The Income Tax Department continues to focus and enhance the skills of Assessing Officers (AO) to detect black money laundered through shell companies.
At the Direct Taxes Regional Training Institutes, AOs have been asked to look closely at books of accounts and income tax returns for current liabilities, loans and advances, which could be used for tax evasion.
Tax evasion
A senior IT officer said that the department has asked the AOs to expand their outlook and not treat shell companies as mere money laundering entities that use penny stock route or have received cash deposit during demonetisation. The AOs will need to look closely as such companies use IT returns to confuse investigators.

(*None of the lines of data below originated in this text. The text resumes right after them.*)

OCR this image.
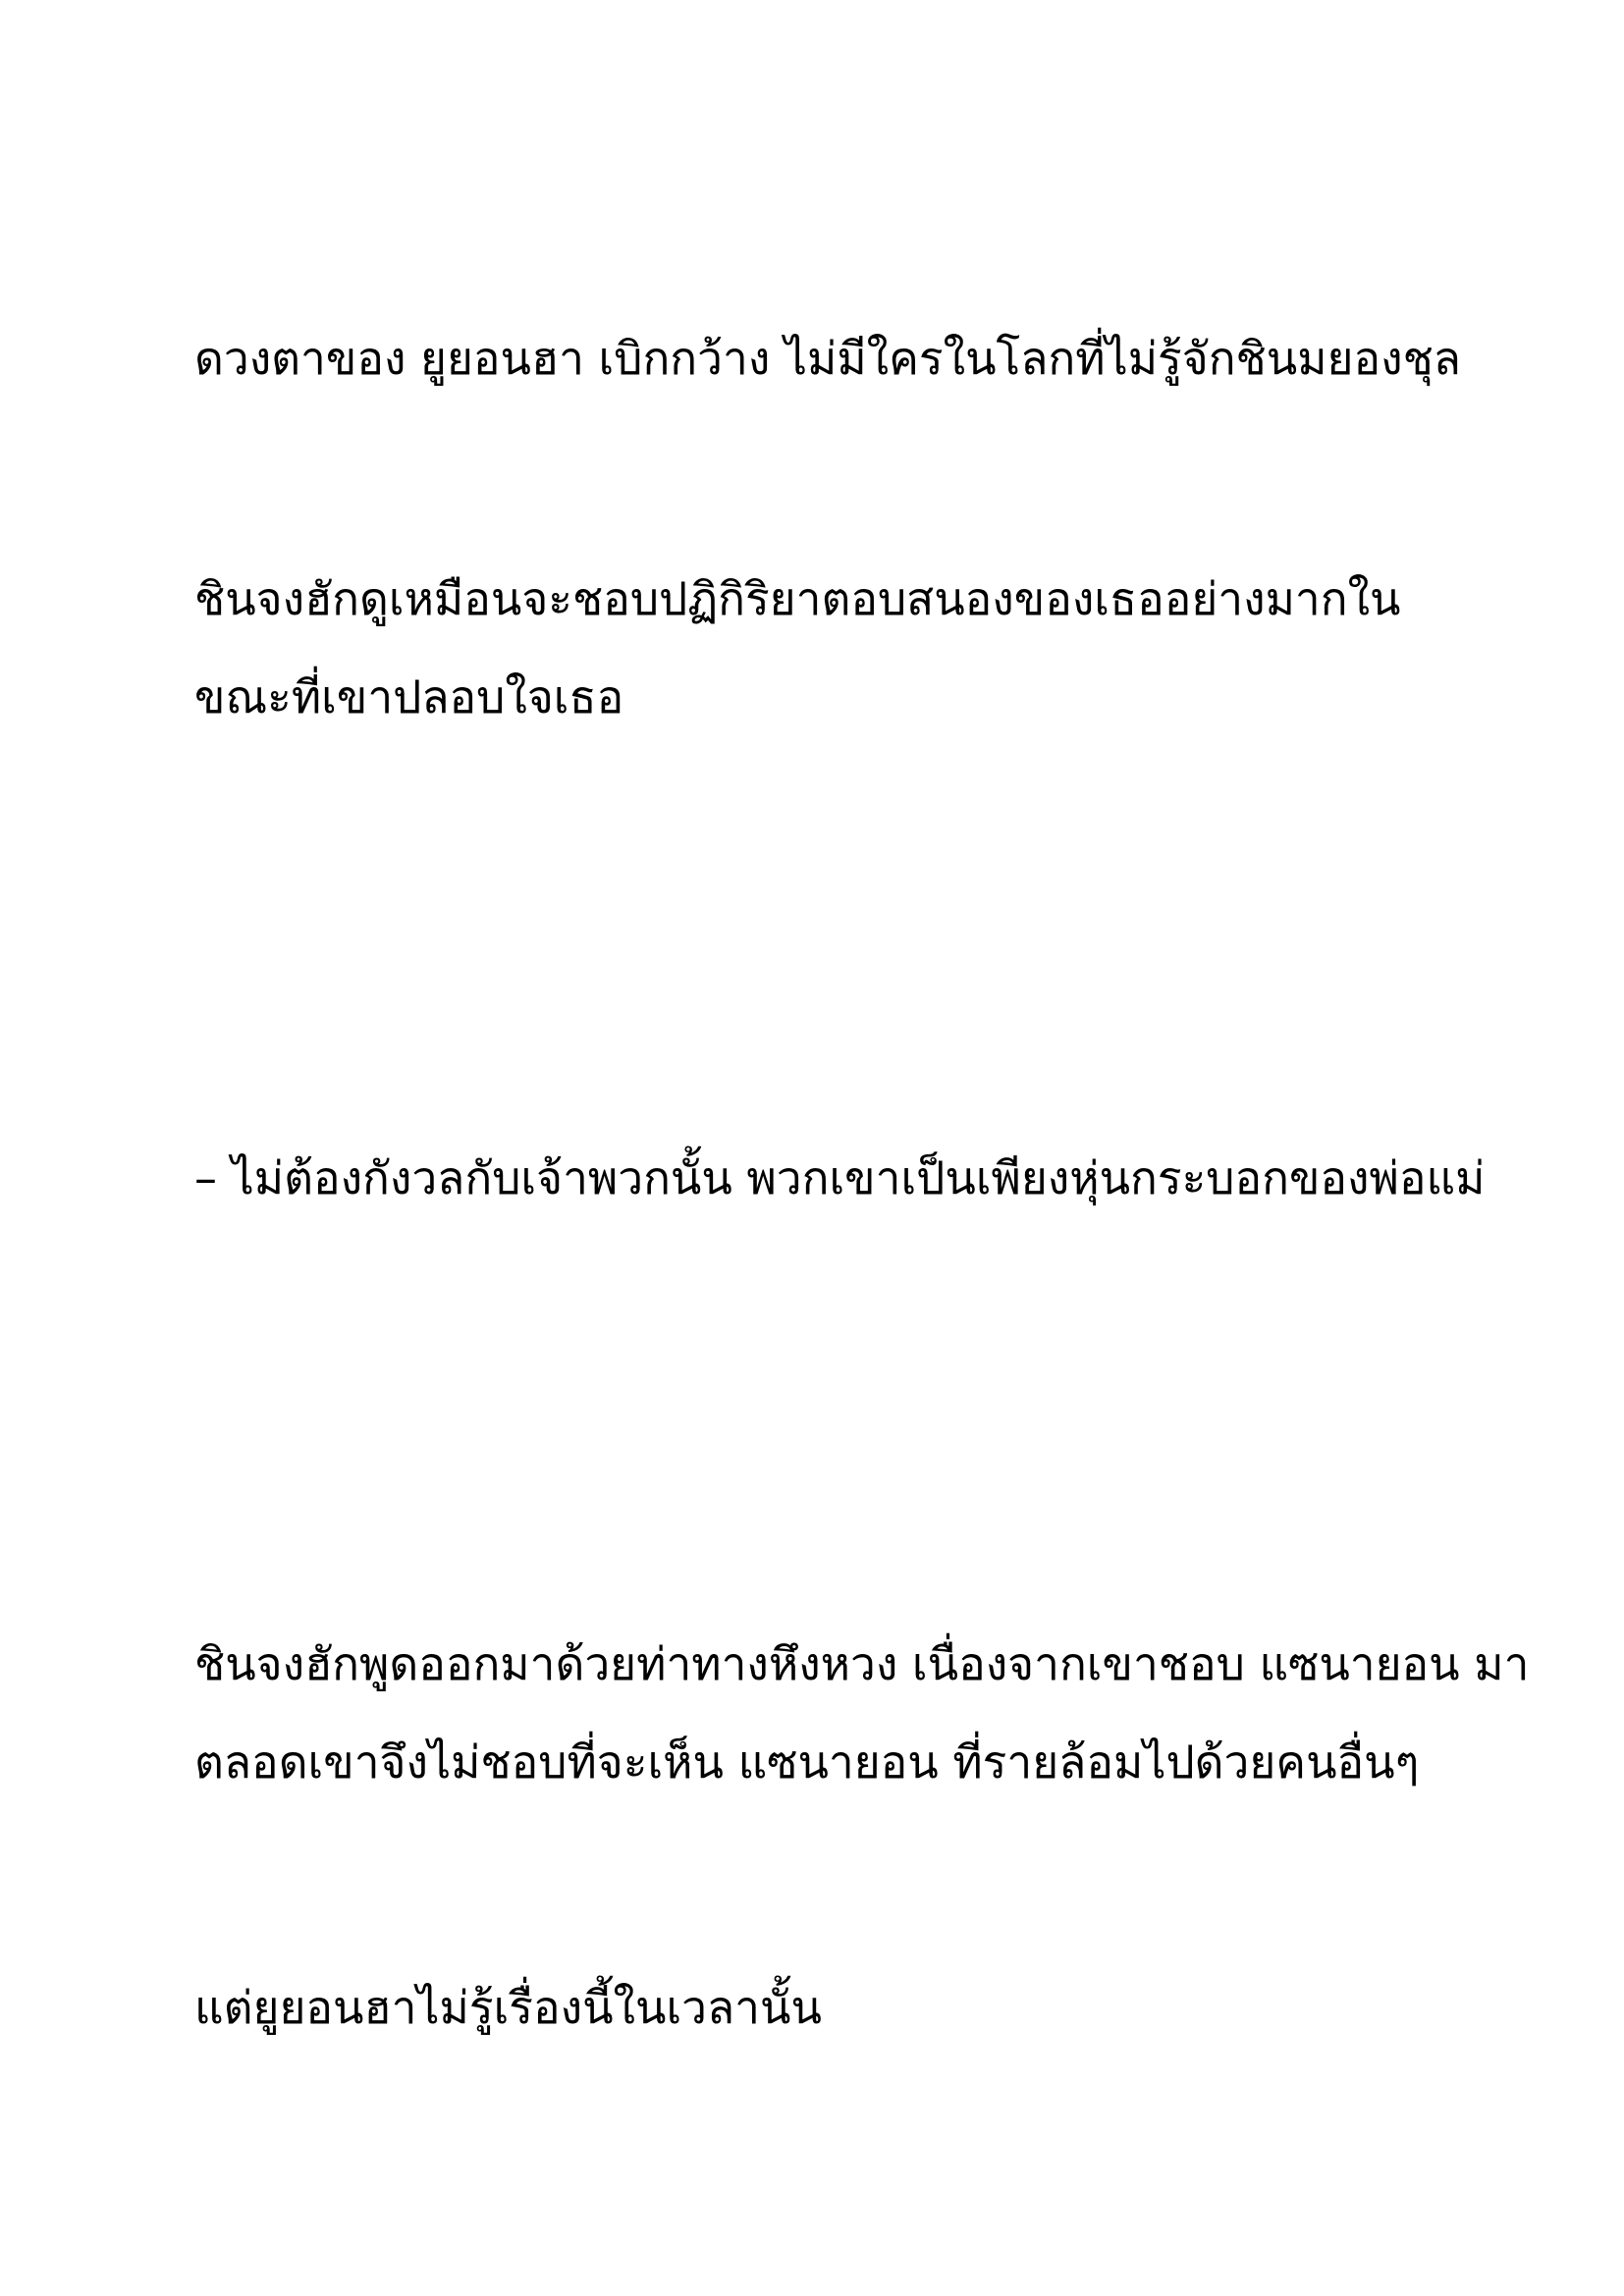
ดวงตาของ ยูยอนฮา เบิกกว้าง ไม่มีใครในโลกที่ไม่รู้จักชินมยองชุล

ชินจงฮักดูเหมือนจะชอบปฏิกิริยาตอบสนองของเธออย่างมากใน

ขณะที่เขาปลอบใจเธอ

– ไม่ต้องกังวลกับเจ้าพวกนั้น พวกเขาเป็นเพียงหุ่นกระบอกของพ่อแม่

ชินจงฮักพูดออกมาด้วยท่าทางหึงหวง เนื่องจากเขาชอบ แซนายอน มา

ตลอดเขาจึงไม่ชอบที่จะเห็น แซนายอน ที่รายล้อมไปด้วยคนอื่นๆ

แต่ยูยอนฮาไม่รู้เรื่องนี้ในเวลานั้น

The officer said the department has reiterated that AOs handling assessment of such companies must not perceive that a case is small based on Profit and Loss Account, which shows a very small amount as its income. Such AOs miss huge amounts of current liabilities, loans and advances that go without scrutiny in such companies.

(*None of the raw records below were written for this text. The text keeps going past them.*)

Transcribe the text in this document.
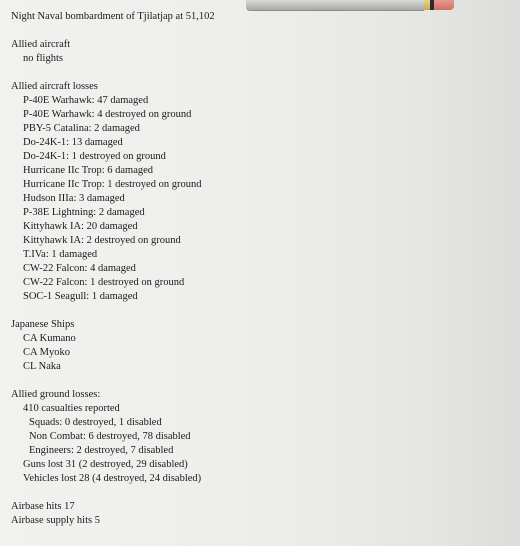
Night Naval bombardment of Tjilatjap at 51,102
Allied aircraft
no flights
Allied aircraft losses
P-40E Warhawk: 47 damaged
P-40E Warhawk: 4 destroyed on ground
PBY-5 Catalina: 2 damaged
Do-24K-1: 13 damaged
Do-24K-1: 1 destroyed on ground
Hurricane IIc Trop: 6 damaged
Hurricane IIc Trop: 1 destroyed on ground
Hudson IIIa: 3 damaged
P-38E Lightning: 2 damaged
Kittyhawk IA: 20 damaged
Kittyhawk IA: 2 destroyed on ground
T.IVa: 1 damaged
CW-22 Falcon: 4 damaged
CW-22 Falcon: 1 destroyed on ground
SOC-1 Seagull: 1 damaged
Japanese Ships
CA Kumano
CA Myoko
CL Naka
Allied ground losses:
410 casualties reported
Squads: 0 destroyed, 1 disabled
Non Combat: 6 destroyed, 78 disabled
Engineers: 2 destroyed, 7 disabled
Guns lost 31 (2 destroyed, 29 disabled)
Vehicles lost 28 (4 destroyed, 24 disabled)
Airbase hits 17
Airbase supply hits 5
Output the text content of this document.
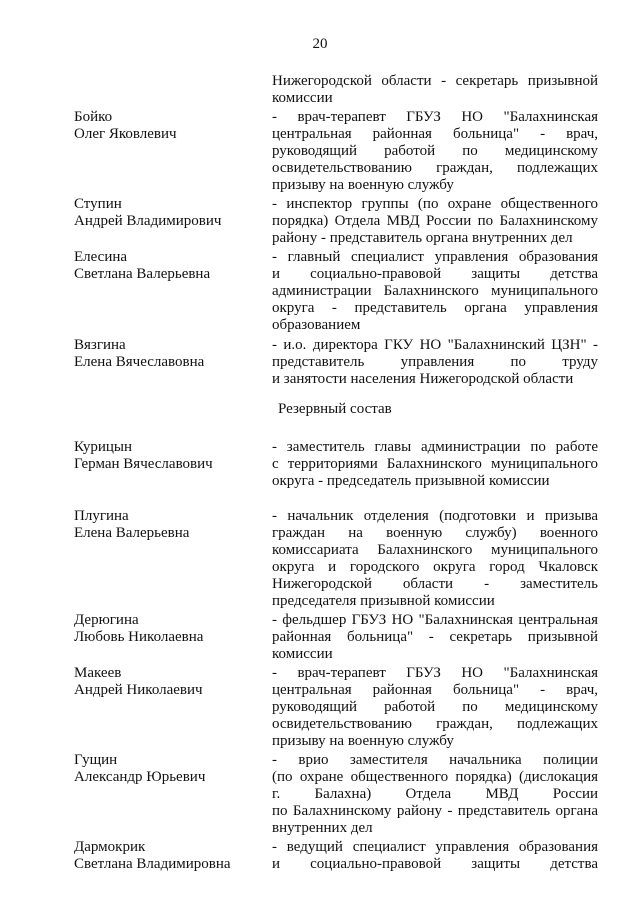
20
Нижегородской области - секретарь призывной
комиссии
Бойко
Олег Яковлевич
- врач-терапевт ГБУЗ НО "Балахнинская
центральная районная больница" - врач,
руководящий работой по медицинскому
освидетельствованию граждан, подлежащих
призыву на военную службу
Ступин
Андрей Владимирович
- инспектор группы (по охране общественного
порядка) Отдела МВД России по Балахнинскому
району - представитель органа внутренних дел
Елесина
Светлана Валерьевна
- главный специалист управления образования
и социально-правовой защиты детства
администрации Балахнинского муниципального
округа - представитель органа управления
образованием
Вязгина
Елена Вячеславовна
- и.о. директора ГКУ НО "Балахнинский ЦЗН" -
представитель управления по труду
и занятости населения Нижегородской области
Резервный состав
Курицын
Герман Вячеславович
- заместитель главы администрации по работе
с территориями Балахнинского муниципального
округа - председатель призывной комиссии
Плугина
Елена Валерьевна
- начальник отделения (подготовки и призыва
граждан на военную службу) военного
комиссариата Балахнинского муниципального
округа и городского округа город Чкаловск
Нижегородской области - заместитель
председателя призывной комиссии
Дерюгина
Любовь Николаевна
- фельдшер ГБУЗ НО "Балахнинская центральная
районная больница" - секретарь призывной
комиссии
Макеев
Андрей Николаевич
- врач-терапевт ГБУЗ НО "Балахнинская
центральная районная больница" - врач,
руководящий работой по медицинскому
освидетельствованию граждан, подлежащих
призыву на военную службу
Гущин
Александр Юрьевич
- врио заместителя начальника полиции
(по охране общественного порядка) (дислокация
г. Балахна) Отдела МВД России
по Балахнинскому району - представитель органа
внутренних дел
Дармокрик
Светлана Владимировна
- ведущий специалист управления образования
и социально-правовой защиты детства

In such cases, coordinated investigation of the transactions of all entities by various AOs would result in the detection of “unexplained credit” in the shell company books, which will help in effectively detecting tax evasions, said the officer.
The department has also stressed on improving quality of assessment orders for accuracy in tax assessments, reducing litigation and enhancing revenue of the Department.
“Just like the concept of the quality circle is ingrained in the minds of industrial managers on a regular basis. Quality assessment is being stressed as a mantra for the AOs,” said the officer.
The officer pointed out that in order to reduce the time gap between the conduct of search and seizure operations by the IT officers and conclusion of tax assessments, a time limit of only one month has been set. This is being communicated to all the personnel.